Un monde «est en train de disparaître», celui «qui, après avoir écarté l’attente d’une béatitude éternelle, l’avait sécularisée dans les espoirs d’un bonheur de vivre et de bien vivre ensemble dans un futur prévisible». Ce n’est pas seulement la pandémie mais toutes sortes de signes déjà décelables depuis longtemps qui font du moment actuel «l’acmé du conflit entre l’individu roi (mais nu), auto-entrepreneur de sa vie, et l’État souverain provoquant autant de crainte que de fascination». Pour Jean-Pierre Rive, ce moment pourrait être celui du choix entre deux conceptions de la vie: «’bios’: la vie organique destinée à la disparition et à la reproduction dans la répétition. Et ‘zoé’: la vie toujours nouvelle, créatrice qui, contre la dégradation inéluctable du biologique, persiste et imagine des itinéraires inédits».

Conférence donnée dans le cadre du festival Les chemins de Tolérance, le 7 août 2021 à Valleraugue.

Je ne voudrais pas avancer masqué, donc j’annoncerai d’emblée quelles sont les influences envers lesquelles je suis redevable.
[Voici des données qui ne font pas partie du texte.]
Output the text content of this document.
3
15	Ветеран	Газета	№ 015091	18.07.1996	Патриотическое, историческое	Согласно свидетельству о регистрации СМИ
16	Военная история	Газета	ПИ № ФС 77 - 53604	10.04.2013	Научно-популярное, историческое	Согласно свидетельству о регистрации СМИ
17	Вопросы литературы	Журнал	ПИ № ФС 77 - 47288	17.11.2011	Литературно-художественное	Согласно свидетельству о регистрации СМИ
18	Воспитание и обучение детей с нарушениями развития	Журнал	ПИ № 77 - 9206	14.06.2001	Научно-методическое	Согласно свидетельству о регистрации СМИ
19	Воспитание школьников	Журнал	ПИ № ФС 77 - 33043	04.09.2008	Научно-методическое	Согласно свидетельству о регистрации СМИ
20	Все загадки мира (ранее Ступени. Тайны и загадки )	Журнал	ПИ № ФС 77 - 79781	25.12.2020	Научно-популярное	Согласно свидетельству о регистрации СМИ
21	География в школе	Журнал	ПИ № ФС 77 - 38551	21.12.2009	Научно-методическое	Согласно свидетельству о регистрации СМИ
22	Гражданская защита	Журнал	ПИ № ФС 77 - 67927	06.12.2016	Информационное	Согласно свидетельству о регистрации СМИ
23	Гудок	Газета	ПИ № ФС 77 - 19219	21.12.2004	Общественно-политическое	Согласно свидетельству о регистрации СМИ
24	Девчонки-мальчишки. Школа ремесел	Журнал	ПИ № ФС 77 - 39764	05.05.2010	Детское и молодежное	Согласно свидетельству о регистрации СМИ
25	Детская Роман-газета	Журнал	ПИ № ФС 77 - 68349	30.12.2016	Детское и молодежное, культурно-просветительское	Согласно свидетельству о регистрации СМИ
Tout d’abord Jacques Ellul et son complice bordelais Bernard Charbonneau, Ivan Illich. Et plus près de nous: Olivier Rey, Pablo Servigne (adepte de la collapsologie), Jean-Pierre Dupuy et le catastrophisme éclairé, qui signale que si notre ère qualifiée d’anthropocène est menacée d’effondrement, elle réserve des possibilités de renouveau, de renaissance inattendues. Si bien que si la lucidité nous condamne au pessimisme, la volonté (si elle demeure créatrice) nous permet un optimisme qui, sans être béat, ménage un avenir à l’humanité. Je ne vous cacherai pas non plus mon attachement aux travaux de Serge Latouche sur la décroissance et, puisque notre festival a pour emblème Les Lumières en Cévennes, mon tropisme quelque peu rousseauiste. Pour conclure cette série de références, je la complèterai par celle qui me détermine fondamentalement, à savoir le corpus biblique, source incessante de réflexion et de renouvellement de nos imaginaires.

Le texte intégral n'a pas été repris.